Le rapprochement Egypte-Turquie s'affaiblit
Le rapprochement de la Turquie avec l'Égypte reste en retrait, bien que les deux pays aient commencé à faire les premiers pas vers une coopération diplomatique. Si la Turquie continue de louer ouvertement le rôle de l'Égypte dans la région, le pays arabe ne fait pas preuve du même enthousiasme lorsqu'il s'agit de traiter avec la Turquie.
Pour le président turc Recep Tayyip Erdogan, les pourparlers entre l'Égypte et la Turquie sont toujours "au plus bas", même si Erdogan estime qu'"il n'y a aucun obstacle à la compréhension mutuelle".
À cet égard, Erdogan se plaint de ne pas voir le même "empressement et enthousiasme" de la part de l'Égypte pour continuer à rapprocher les positions, ce qui nuit à ses tentatives de sortir de son isolement particulier pour commencer à construire des relations avec les pays de la région, avec une attention particulière aux pays qui font partie de la région MENA. Dans cette perspective, les projets de la Turquie de se rapprocher de l'Égypte découlent également des tentatives d'Erdogan d'obtenir des avantages en Méditerranée orientale, ce qui l'a également rapproché de pays tels que la Libye et de maintenir ouvertes les négociations avec la Grèce.

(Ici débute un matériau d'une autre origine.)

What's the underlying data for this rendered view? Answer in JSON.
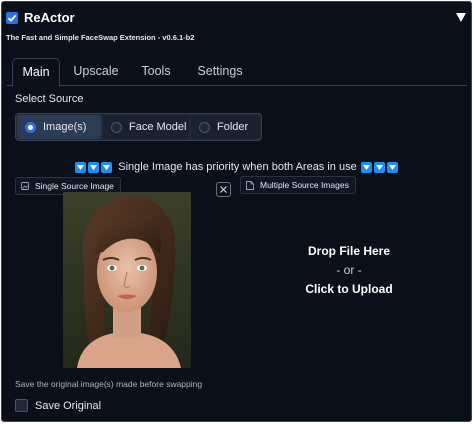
{
  "header": {
    "title": "ReActor",
    "subtitle": "The Fast and Simple FaceSwap Extension - v0.6.1-b2",
    "enabled": true
  },
  "tabs": [
    {
      "label": "Main",
      "active": true
    },
    {
      "label": "Upscale",
      "active": false
    },
    {
      "label": "Tools",
      "active": false
    },
    {
      "label": "Settings",
      "active": false
    }
  ],
  "source": {
    "label": "Select Source",
    "options": [
      {
        "label": "Image(s)",
        "selected": true
      },
      {
        "label": "Face Model",
        "selected": false
      },
      {
        "label": "Folder",
        "selected": false
      }
    ]
  },
  "priority_note": "Single Image has priority when both Areas in use",
  "single_source": {
    "label": "Single Source Image",
    "icon": "image-icon"
  },
  "multiple_source": {
    "label": "Multiple Source Images",
    "icon": "file-icon"
  },
  "dropzone": {
    "line1": "Drop File Here",
    "line2": "- or -",
    "line3": "Click to Upload"
  },
  "footer": {
    "hint": "Save the original image(s) made before swapping",
    "save_label": "Save Original",
    "save_checked": false
  },
  "colors": {
    "background": "#0b0f19",
    "accent": "#2f6fe4",
    "arrow_icon": "#1d8ff2"
  }
}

Pour l'Egypte, ces déclarations d'Erdogan ne suffisent pas à consolider la compréhension pour le moment. L'islamisme, le soutien de la Turquie aux Frères musulmans, ainsi que les suspicions et allégations constantes selon lesquelles la Turquie est accusée d'employer des mercenaires djihadistes dans des guerres telles que celle en Syrie sont des facteurs qui ne convainquent pas l'Égypte et son président, Abdel Fattah al-Sisi.

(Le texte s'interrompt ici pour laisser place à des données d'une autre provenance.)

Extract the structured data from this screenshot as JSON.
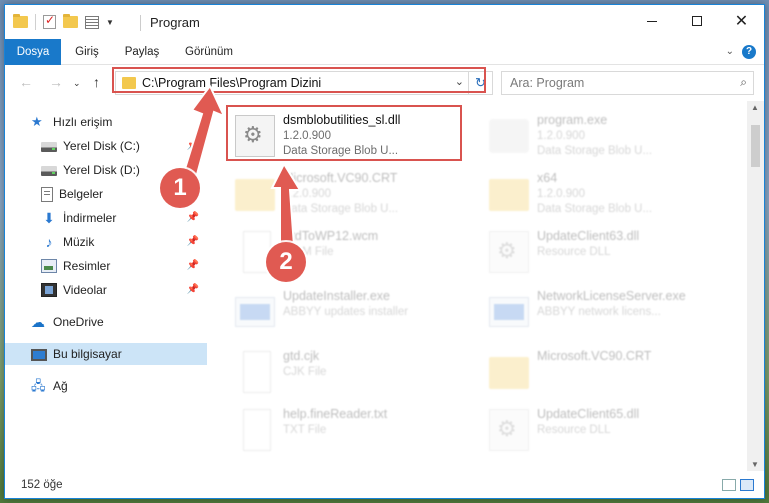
{
  "window": {
    "title": "Program",
    "buttons": {
      "minimize": "—",
      "maximize": "☐",
      "close": "✕"
    }
  },
  "ribbon": {
    "tabs": [
      {
        "label": "Dosya"
      },
      {
        "label": "Giriş"
      },
      {
        "label": "Paylaş"
      },
      {
        "label": "Görünüm"
      }
    ],
    "help": "?"
  },
  "address": {
    "path": "C:\\Program Files\\Program Dizini"
  },
  "search": {
    "placeholder": "Ara: Program"
  },
  "sidebar": {
    "items": [
      {
        "label": "Hızlı erişim",
        "icon": "star-icon"
      },
      {
        "label": "Yerel Disk (C:)",
        "icon": "drive-icon"
      },
      {
        "label": "Yerel Disk (D:)",
        "icon": "drive-icon"
      },
      {
        "label": "Belgeler",
        "icon": "documents-icon"
      },
      {
        "label": "İndirmeler",
        "icon": "download-icon"
      },
      {
        "label": "Müzik",
        "icon": "music-icon"
      },
      {
        "label": "Resimler",
        "icon": "pictures-icon"
      },
      {
        "label": "Videolar",
        "icon": "videos-icon"
      },
      {
        "label": "OneDrive",
        "icon": "onedrive-icon"
      },
      {
        "label": "Bu bilgisayar",
        "icon": "computer-icon"
      },
      {
        "label": "Ağ",
        "icon": "network-icon"
      }
    ]
  },
  "files": [
    {
      "name": "dsmblobutilities_sl.dll",
      "line2": "1.2.0.900",
      "line3": "Data Storage Blob U...",
      "icon": "dll-icon"
    },
    {
      "name": "program.exe",
      "line2": "1.2.0.900",
      "line3": "Data Storage Blob U...",
      "icon": "app-icon"
    },
    {
      "name": "Microsoft.VC90.CRT",
      "line2": "1.2.0.900",
      "line3": "Data Storage Blob U...",
      "icon": "folder-icon"
    },
    {
      "name": "x64",
      "line2": "1.2.0.900",
      "line3": "Data Storage Blob U...",
      "icon": "folder-icon"
    },
    {
      "name": "StdToWP12.wcm",
      "line2": "WCM File",
      "line3": "",
      "icon": "file-icon"
    },
    {
      "name": "UpdateClient63.dll",
      "line2": "Resource DLL",
      "line3": "",
      "icon": "dll-icon"
    },
    {
      "name": "UpdateInstaller.exe",
      "line2": "ABBYY updates installer",
      "line3": "",
      "icon": "exe-icon"
    },
    {
      "name": "NetworkLicenseServer.exe",
      "line2": "ABBYY network licens...",
      "line3": "",
      "icon": "exe-icon"
    },
    {
      "name": "gtd.cjk",
      "line2": "CJK File",
      "line3": "",
      "icon": "file-icon"
    },
    {
      "name": "Microsoft.VC90.CRT",
      "line2": "",
      "line3": "",
      "icon": "folder-icon"
    },
    {
      "name": "help.fineReader.txt",
      "line2": "TXT File",
      "line3": "",
      "icon": "file-icon"
    },
    {
      "name": "UpdateClient65.dll",
      "line2": "Resource DLL",
      "line3": "",
      "icon": "dll-icon"
    }
  ],
  "status": {
    "count": "152 öğe"
  },
  "annotations": {
    "step1": "1",
    "step2": "2",
    "color": "#e05a52"
  }
}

Bien que la Turquie et l'Égypte aient organisé une rencontre historique en septembre 2021 après près d'une décennie d'éloignement en raison de positions divergentes sur les Frères musulmans, les relations restent tendues.
Au départ, c'est l'Égypte qui a tendu la main à la Turquie dans le but de mettre fin à l'influence islamiste. En ce sens, la coopération ouverte entre la Turquie et l'Égypte est un coup dur pour la confrérie, car la Turquie s'est positionnée comme le principal refuge de la confrérie. Toutefois, en ce qui concerne les relations entre Le Caire et Ankara, Al-Sisi se montre prudent quant à la conclusion d'un accord avec la Turquie en raison des liens de cette dernière avec les islamistes en Égypte. En ce sens, l'Égypte a demandé l'extradition de 10 000 membres de l'organisation islamiste en Turquie, ce qui n'a pas encore eu lieu.
L'Ukraine est en guerre depuis cinq mois. Pendant tout ce temps, l'Europe, ainsi que les États-Unis et les pays du Moyen-Orient, se sont engagés dans une course de fond en un temps record pour conclure des pactes qui consolident leur pouvoir et leur influence dans les différentes régions.
Alors que l'Europe et les États-Unis ont uni leurs forces pour dénoncer l'invasion russe et ont continué à envoyer des armes et une aide économique à l'Ukraine, d'autres pays, comme la Turquie, se sont progressivement imposés comme des États qui tentent de jouer un rôle de médiateur entre la Russie et l'Ukraine afin de donner l'image internationale d'un "pays fiable".
Dans le cas de la Turquie, le pays ottoman continue de jouer sur les deux tableaux. D'une part, elle a condamné dès le départ les actions de la Russie en Ukraine, mais en même temps, elle a refusé de participer aux sanctions imposées à la Russie par l'Occident, même en tant que membre de l'OTAN.
Le poids de la mer Noire, ainsi que la position géostratégique de la Turquie et ses liens commerciaux avec Moscou et Kiev, en plus des intérêts communs avec la Russie dans des pays comme la Syrie, sont essentiels pour comprendre le rôle de la Turquie en tant qu'agent diplomatique.
Avec cette stratégie, diplomatiquement similaire à celle d'autres pays comme la Chine, la Turquie tente de se frayer un chemin vers la réalisation des ambitions de son président, Recep Tayyip Erdogan, qui cherche à faire de la Turquie une puissance régionale, malgré les crises internes qu'elle traverse. La Turquie veut donc affirmer sa présence sans se positionner de manière fiable d'un côté ou de l'autre. Cette situation a conduit l'Ukraine et la Russie à accepter d'organiser des réunions avec la Turquie dans l'intention de connaître les intérêts de chacun, bien que rien n'ait été convenu officiellement.